Tool>Install package
What does this mean?
version of {lightgbm}: 3.3.5
Can you please update to the latest version (v4.3.0) from CRAN and try again?
install.packages("lightgbm", repos = "https://cran.r-project.org")
And after that...we still won't be able to help much without a minimal, reproducible example.
my lightgbm package version is 3.3.5 it is still have an error. and I will try reproducible example
train model
model = lgb.train(params = list(objective = "regression", num_iterations = 100, metric = "l2", min_data = 1L, min_data_in_bin=100, min_gain_to_split = 10), data = train, nrounds = 100))
lgb_imp <- lgb.importance(model)
otherwise, when I decrease the num_iterations, the will not show the error.
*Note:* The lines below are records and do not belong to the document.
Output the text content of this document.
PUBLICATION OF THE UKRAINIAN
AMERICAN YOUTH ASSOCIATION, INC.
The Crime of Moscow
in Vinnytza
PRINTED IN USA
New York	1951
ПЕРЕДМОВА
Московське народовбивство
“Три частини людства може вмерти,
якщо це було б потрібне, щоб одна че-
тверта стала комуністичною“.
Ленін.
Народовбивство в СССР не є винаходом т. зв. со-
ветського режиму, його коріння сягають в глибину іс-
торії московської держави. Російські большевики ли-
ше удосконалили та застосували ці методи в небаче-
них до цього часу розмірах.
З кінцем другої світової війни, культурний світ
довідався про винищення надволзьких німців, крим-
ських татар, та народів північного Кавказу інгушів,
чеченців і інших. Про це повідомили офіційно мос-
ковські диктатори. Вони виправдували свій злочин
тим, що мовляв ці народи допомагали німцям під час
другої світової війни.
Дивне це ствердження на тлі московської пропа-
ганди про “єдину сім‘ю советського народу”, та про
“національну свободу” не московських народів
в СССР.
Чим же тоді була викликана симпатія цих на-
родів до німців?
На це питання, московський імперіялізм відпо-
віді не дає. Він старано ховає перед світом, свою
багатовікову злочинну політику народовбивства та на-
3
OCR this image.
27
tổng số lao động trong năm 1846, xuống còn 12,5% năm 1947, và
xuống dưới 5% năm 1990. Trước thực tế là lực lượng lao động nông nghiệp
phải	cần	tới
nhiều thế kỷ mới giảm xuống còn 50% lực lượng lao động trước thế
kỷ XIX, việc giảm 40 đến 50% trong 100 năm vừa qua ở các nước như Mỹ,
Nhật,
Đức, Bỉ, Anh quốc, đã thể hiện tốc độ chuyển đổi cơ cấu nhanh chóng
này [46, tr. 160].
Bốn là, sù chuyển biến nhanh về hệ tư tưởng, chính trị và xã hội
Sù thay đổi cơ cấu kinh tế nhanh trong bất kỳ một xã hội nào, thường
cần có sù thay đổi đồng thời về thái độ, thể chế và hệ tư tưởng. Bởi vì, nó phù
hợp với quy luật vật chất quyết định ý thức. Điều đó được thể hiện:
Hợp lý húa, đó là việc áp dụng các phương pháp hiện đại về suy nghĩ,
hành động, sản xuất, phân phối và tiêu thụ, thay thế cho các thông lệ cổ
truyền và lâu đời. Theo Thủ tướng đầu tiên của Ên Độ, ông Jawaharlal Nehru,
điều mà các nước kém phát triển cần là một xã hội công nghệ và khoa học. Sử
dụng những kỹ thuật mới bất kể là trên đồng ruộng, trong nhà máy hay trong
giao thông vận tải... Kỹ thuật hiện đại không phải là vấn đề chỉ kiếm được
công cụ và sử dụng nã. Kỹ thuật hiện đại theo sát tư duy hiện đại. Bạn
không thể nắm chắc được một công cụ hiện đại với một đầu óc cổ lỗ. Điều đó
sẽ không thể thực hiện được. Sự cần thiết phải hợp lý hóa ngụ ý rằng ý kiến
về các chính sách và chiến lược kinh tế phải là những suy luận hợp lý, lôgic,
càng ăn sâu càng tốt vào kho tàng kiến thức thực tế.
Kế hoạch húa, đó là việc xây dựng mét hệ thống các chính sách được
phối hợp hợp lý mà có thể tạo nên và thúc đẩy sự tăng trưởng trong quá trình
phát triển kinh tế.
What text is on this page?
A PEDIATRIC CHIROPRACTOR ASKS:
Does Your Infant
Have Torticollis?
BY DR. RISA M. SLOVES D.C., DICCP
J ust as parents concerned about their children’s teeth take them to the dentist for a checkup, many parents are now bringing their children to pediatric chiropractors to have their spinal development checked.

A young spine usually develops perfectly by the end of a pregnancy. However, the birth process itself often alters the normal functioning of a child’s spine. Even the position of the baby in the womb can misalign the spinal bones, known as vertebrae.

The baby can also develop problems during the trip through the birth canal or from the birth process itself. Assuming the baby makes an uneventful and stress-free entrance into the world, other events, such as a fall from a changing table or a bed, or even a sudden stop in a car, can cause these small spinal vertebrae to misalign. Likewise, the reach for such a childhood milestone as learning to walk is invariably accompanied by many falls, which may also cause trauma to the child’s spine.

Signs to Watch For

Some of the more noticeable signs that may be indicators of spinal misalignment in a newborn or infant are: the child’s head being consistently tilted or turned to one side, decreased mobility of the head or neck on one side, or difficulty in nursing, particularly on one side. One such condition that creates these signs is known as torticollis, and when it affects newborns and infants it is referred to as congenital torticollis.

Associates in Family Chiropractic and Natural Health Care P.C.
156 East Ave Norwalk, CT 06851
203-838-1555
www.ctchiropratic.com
my lightgbm package version is 3.3.5
Sorry if my placement was confusing. I'm asking what "Tool>Install package" means. Are those buttons you're clicking in an application? If so, what application?
train model
Thanks for this! But it is not a reproducible example.
Crucially... what does train
contain? Much of LightGBM's behavior (like any machine learning framework) is dependent on the size, shape, and distribution of the input data.
For example, based only on the error message you've provided, I can think of a few possibilities:
- your data has features with huge feature names
- your data has a very large number of rows
- you have a very large number of features
If you can't provide a reproducible example, can you please at least show the code you used to construct train
? Including any code for reading in data from files, databases, etc.
And report the size of the dataset (number of rows, number of columns, exact feature names if there are any).
yes, I click the buttons in R studio to install the lightgbm package.
data <- readRDS("D:/data.rds") dtrain <- lgb.Dataset(data=as.matrix(data[,-1]), label = data[,1]) model = lgb.train(params = list(objective = "regression", num_iterations = 100, metric = "l2", min_data = 1L, min_data_in_bin=100, min_gain_to_split = 10), data = train, nrounds = 100))
lgb_imp <- lgb.importance(model)
my dataset: number of rows: 4610000 number of columns: 21
Hi @jameslamb, I'm having the same issue when running lightgbm::lgb.model.dt.tree(lgb_model)
and I believe the culprit is here lgb.dump(booster = model, num_iteration = num_iteration)
. My dataset is also very large with a large number of rows and columns, and is fit with a complex model (i.e., not easy to share).
It looks like lgb.dump
is trying to return a single long character string, when num_iteration = NULL
, I wonder if instead it could be iterated into a large list or something? i.e., lapply(1:booster$current_iter(), booster$dump_model)
Edit: Never mind, the above won't work because dump_model
will return everything up to the selected iteration, not just the selected iteration. For context, I'm trying to run this through treeshap::unify()
I'm closing this in favor of #6380, which describes the same problem thoroughly with a reproducible example. Let's please focus there.